Sotheby’s et la vente aux enchères d’un grand T. rex soulèvent des inquiétudes : le battage médiatique et la richesse bouleversent la science
La mise aux enchères par Sotheby’s d’un squelette de Tyrannosaurus rex quasi complet a ravivé les inquiétudes parmi les paléontologues concernant l’impact de la commercialisation des fossiles sur la recherche scientifique. Le spécimen, surnommé « Apex », devrait rapporter entre 5 et 8 millions de dollars lors d’une vente prévue en juillet 2024.
Les scientifiques craignent que lorsque des fossiles rares finissent dans des collections privées, ils deviennent inaccessibles pour la recherche. Cette préoccupation est particulièrement aiguë dans le cas des dinosaures comme le T. rex, dont seuls environ 50 spécimens relativement complets ont été découverts.
« Chaque fois qu’un fossile important est vendu à un collectionneur privé, c’est une perte potentielle pour la science », explique un paléontologue qui a préféré garder l’anonymat. « Nous ne pouvons pas étudier ce que nous ne pouvons pas accéder. »
La vente de fossiles de dinosaures a connu une croissance explosive ces dernières années, alimentée par des acheteurs fortunés et des célébrités. En 2020, un autre T. rex nommé « Stan » s’est vendu pour un montant record de 31,8 millions de dollars. Ces prix stratosphériques ont transformé la chasse aux fossiles en une entreprise commerciale lucrative.
Les défenseurs du commerce des fossiles soutiennent qu’il incite à la découverte de nouveaux spécimens et finance des fouilles qui autrement ne se produiraient pas. Ils affirment également que de nombreux collectionneurs privés permettent aux scientifiques d’accéder à leurs acquisitions.
Cependant, les critiques notent que l’accès n’est pas garanti et peut être révoqué à tout moment.

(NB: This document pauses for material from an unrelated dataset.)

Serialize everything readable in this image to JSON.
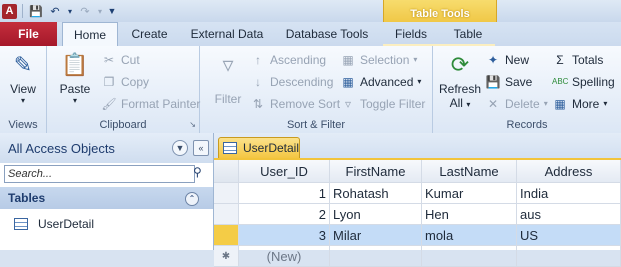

De plus, les spécimens dans des collections privées ne peuvent pas être utilisés pour désigner officiellement de nouvelles espèces selon les règles scientifiques.
La question soulève également des préoccupations éthiques concernant qui devrait posséder ces artefacts de l’histoire naturelle. Beaucoup estiment que les fossiles représentent un patrimoine collectif qui devrait appartenir au domaine public plutôt qu’à des individus fortunés.
Certains États américains ont adopté des lois réglementant la collecte de fossiles sur les terres publiques, mais la plupart des fossiles trouvés sur des terrains privés peuvent être vendus légalement. Ce patchwork de réglementations complique les efforts visant à préserver les spécimens scientifiquement importants.
Alors que la vente d’Apex approche, le débat sur la commercialisation des fossiles continue de diviser la communauté paléontologique et de soulever des questions difficiles sur l’équilibre entre les intérêts privés et le bien public dans la science.